For the last 8 years I have worked as a social worker and have seen now both the law enforcement side and the social side. There is no doubt abuse takes place but refusing to control a child with the means of physically striking a kid is part of the problem in many households. Those who refuse to do it seem to have more arrogant or disobedient kids. Those that use it as an occasional means do well. Those that over use it end up with bigger problems than what they started with.There are lots of ways parents give up power to their kids.In law enforcement I got sick and tired of parents giving away their authority to discipline a child. They would call me and say deal with my child and I would tell the parent depending on the situation to spank the kid because I couldn't and didn't want to live with them to raise their children. I had more than one mom say she didn't want to get in trouble because the kid always threatened to "turn her in if she touched her". Well I told her and the teenager that I would be the one responding to the call and I had no problem with mom whipping the tar out of the child for disobedience. In the end we stopped having trouble with that child. Mom had the power again.

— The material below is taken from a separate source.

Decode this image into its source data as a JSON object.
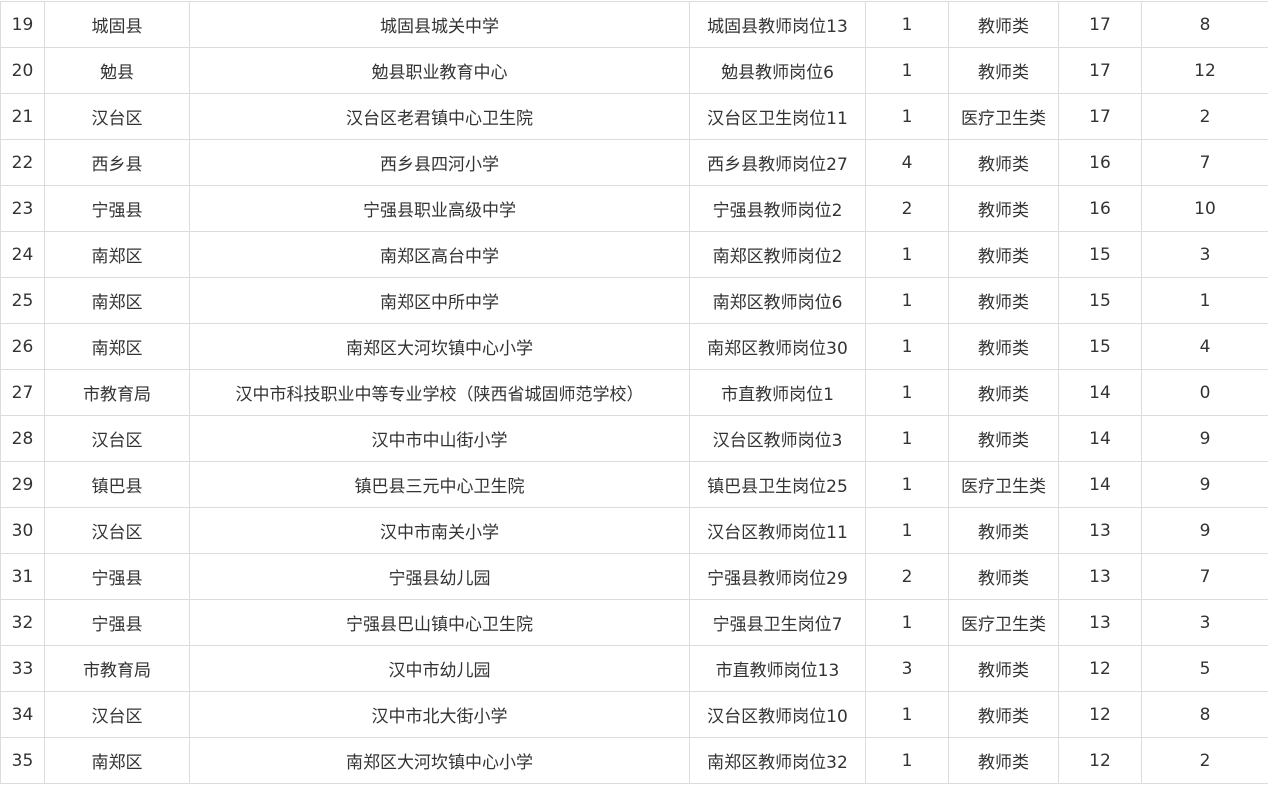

Failure to physically strike them usually isn't the problem. And striking them isn't often the neat, clean piece of discipline you're trying to portray here.

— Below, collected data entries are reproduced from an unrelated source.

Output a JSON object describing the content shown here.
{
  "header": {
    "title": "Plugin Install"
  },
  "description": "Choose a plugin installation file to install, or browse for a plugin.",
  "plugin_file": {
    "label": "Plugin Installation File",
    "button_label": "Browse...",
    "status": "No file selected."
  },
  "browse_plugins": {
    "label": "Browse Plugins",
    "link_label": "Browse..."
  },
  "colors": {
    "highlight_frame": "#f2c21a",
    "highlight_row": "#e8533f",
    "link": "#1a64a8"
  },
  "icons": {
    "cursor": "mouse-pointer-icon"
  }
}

Key word I guess is discipline. Which means control. "Whipping the tar out of a kid" typically means losing control, not gaining it.

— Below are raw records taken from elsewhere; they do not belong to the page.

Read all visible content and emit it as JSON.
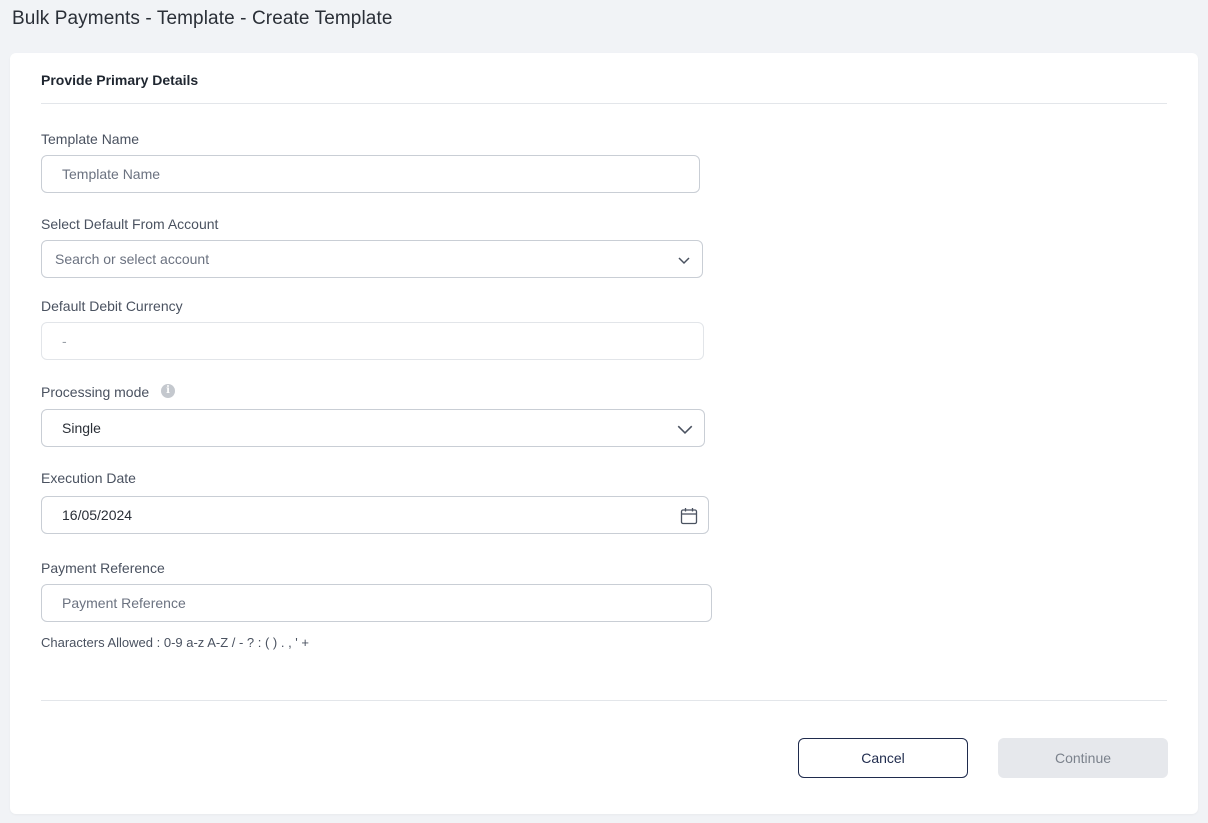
{
  "page": {
    "title": "Bulk Payments - Template - Create Template"
  },
  "section": {
    "title": "Provide Primary Details"
  },
  "fields": {
    "template_name": {
      "label": "Template Name",
      "placeholder": "Template Name",
      "value": ""
    },
    "from_account": {
      "label": "Select Default From Account",
      "placeholder": "Search or select account"
    },
    "debit_currency": {
      "label": "Default Debit Currency",
      "value": "-"
    },
    "processing_mode": {
      "label": "Processing mode",
      "info_icon": "i",
      "value": "Single"
    },
    "execution_date": {
      "label": "Execution Date",
      "value": "16/05/2024"
    },
    "payment_reference": {
      "label": "Payment Reference",
      "placeholder": "Payment Reference",
      "value": "",
      "hint": "Characters Allowed : 0-9 a-z A-Z / - ? : ( ) . , ' +"
    }
  },
  "actions": {
    "cancel_label": "Cancel",
    "continue_label": "Continue"
  },
  "colors": {
    "background": "#f1f3f6",
    "card": "#ffffff",
    "border": "#c9ced5",
    "primary_outline": "#1f2b4d",
    "disabled_button": "#e6e8ec"
  },
  "icons": {
    "chevron": "chevron-down-icon",
    "calendar": "calendar-icon",
    "info": "info-icon"
  }
}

You'd need to come back in a few years to determine if your little anecdote here was indeed a success.
My comment about whipping the tar out of the kid was also prefaced to that family and many others that there is a line between abuse and discipline. Which I mentioned above. I wanted to reassure the parents they they possessed control of the child and not a bureaucratic or legal society of know it alls. The kid needed to understand the chain of command when it comes to discipline.